Moreover, based on the curvatures plotted in Figure 8 and Figure 9 which represent the first natural frequency versus the honeycomb core internal cell angle ϕ₀ for different internal aspect ratios φ₀, it seems that an enhancement of both parameters gets a natural frequency reduction. In addition, Figure 9 illustrates that the thicker honeycomb core provides higher structural stiffness and natural frequency. As a final parametric investigation, we check for the variation of the first natural frequency with the l_m/h, based on the MCST or CET, under the assumption of three different core thicknesses.

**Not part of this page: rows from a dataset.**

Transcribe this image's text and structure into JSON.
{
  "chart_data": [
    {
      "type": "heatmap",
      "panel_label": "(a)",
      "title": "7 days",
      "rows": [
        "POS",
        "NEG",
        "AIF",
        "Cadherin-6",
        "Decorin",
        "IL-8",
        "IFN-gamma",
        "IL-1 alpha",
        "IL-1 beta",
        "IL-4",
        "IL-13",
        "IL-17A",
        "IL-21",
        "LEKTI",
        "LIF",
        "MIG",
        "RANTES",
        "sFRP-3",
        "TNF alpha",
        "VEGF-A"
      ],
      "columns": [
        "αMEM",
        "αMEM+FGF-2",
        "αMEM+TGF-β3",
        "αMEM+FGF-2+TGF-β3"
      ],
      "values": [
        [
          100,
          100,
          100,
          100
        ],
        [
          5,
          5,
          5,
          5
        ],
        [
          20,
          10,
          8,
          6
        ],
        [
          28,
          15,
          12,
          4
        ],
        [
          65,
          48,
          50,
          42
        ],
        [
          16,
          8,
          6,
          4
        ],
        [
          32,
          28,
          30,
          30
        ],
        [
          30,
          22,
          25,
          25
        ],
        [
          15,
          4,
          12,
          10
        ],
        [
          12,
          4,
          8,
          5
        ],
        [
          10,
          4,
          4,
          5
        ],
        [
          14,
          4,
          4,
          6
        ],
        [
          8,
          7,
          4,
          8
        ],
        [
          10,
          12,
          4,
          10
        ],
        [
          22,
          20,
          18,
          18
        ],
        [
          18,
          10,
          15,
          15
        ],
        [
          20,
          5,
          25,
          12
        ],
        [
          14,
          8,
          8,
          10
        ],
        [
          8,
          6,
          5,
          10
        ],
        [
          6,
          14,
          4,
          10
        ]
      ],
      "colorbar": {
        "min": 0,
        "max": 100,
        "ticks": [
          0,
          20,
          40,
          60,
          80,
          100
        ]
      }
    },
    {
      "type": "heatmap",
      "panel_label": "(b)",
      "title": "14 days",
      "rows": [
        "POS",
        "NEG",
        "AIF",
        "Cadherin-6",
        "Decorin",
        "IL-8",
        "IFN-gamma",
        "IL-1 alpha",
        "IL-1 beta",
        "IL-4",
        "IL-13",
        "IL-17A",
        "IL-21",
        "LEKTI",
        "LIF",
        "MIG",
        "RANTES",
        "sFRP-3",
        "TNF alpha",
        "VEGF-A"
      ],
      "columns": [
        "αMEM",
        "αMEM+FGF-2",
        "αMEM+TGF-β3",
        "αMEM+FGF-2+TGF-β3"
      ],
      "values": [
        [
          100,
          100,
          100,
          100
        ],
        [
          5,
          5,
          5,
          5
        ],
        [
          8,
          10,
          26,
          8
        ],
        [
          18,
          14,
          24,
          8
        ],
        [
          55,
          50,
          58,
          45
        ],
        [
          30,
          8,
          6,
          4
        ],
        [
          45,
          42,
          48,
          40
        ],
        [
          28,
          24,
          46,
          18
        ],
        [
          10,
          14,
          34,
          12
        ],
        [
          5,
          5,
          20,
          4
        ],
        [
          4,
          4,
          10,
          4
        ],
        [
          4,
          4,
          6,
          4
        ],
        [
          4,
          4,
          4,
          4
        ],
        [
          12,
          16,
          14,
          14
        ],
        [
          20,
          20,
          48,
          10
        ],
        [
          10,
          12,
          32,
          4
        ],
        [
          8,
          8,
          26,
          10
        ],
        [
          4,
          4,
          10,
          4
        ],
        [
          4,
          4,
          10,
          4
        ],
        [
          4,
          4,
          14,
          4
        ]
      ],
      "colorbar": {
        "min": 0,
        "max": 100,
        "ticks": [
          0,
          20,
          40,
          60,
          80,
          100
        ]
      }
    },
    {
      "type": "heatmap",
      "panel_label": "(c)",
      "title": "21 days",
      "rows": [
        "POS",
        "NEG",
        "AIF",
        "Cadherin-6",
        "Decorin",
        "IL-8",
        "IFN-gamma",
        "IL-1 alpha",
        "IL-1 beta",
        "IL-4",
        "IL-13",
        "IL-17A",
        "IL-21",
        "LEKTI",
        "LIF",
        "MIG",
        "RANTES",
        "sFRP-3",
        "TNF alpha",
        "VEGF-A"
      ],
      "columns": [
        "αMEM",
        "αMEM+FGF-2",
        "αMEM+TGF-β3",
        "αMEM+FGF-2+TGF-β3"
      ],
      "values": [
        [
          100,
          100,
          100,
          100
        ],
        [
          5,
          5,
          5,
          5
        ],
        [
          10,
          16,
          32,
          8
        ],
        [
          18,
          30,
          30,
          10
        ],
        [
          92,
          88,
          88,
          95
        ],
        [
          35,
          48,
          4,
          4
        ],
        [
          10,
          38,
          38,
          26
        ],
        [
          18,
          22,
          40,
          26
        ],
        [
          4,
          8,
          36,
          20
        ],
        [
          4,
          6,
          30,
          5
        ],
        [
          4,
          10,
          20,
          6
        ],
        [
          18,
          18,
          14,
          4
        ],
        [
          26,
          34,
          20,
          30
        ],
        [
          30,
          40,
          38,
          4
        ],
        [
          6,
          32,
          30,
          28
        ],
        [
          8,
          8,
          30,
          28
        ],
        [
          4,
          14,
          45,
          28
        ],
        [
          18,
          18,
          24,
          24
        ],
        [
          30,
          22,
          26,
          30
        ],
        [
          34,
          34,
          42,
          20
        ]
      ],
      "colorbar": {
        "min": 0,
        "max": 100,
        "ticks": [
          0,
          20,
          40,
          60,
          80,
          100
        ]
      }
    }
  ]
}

Based on the plots in Figure 10, it should be noted that the natural frequency increases significantly for higher values of l_m/h ratio, when the problem is tackled by a MCST, whereas it remains almost unaffected by l_m/h according to a CET. This confirms, once again, the great importance of adopting a size-dependent approach instead of classical formulations.

6. Conclusions

In this work, a QHSDT is employed to investigate the vibrational behavior of sandwich honeycomb microplates with two GPLs’ composite face sheets, resting on elastic foundations. The equations of motion are obtained by applying the Hamilton’s principle, where the Navier-type solutions are determined in analytical form. Based on a large systematic investigation, it is noted that an Epoxy/Nomex honeycomb core makes the sandwich structure less flexible than Epoxy/Glass phenolic and uniform glass phenolic core materials, whereby a uniform Nomex honeycomb core provides the highest structural stiffness. Moreover, a larger dimensionless cell thickness (γ₀) yields an increased stability in the system, whereas internal aspect ratio elevation provides structural stability reduction along with the system’s stiffness and natural frequency. The results based on a MCST are compared to predictions from CET to provide a clear understanding about vibrational responses’ sensitivity to size-dependent parameters. In agreement with findings from the literature, a CET always produces more conservative results compared to an MCST, which justifies the necessity of adopting non classical approaches instead of the classical ones. The proposed model together with our numerical results could be very useful for the design and manufacturing of many aerospace, automotive or shipbuilding engineering applications, where honeycomb structures are recommended for their great capability to tolerate high pressures and stresses despite their light structure.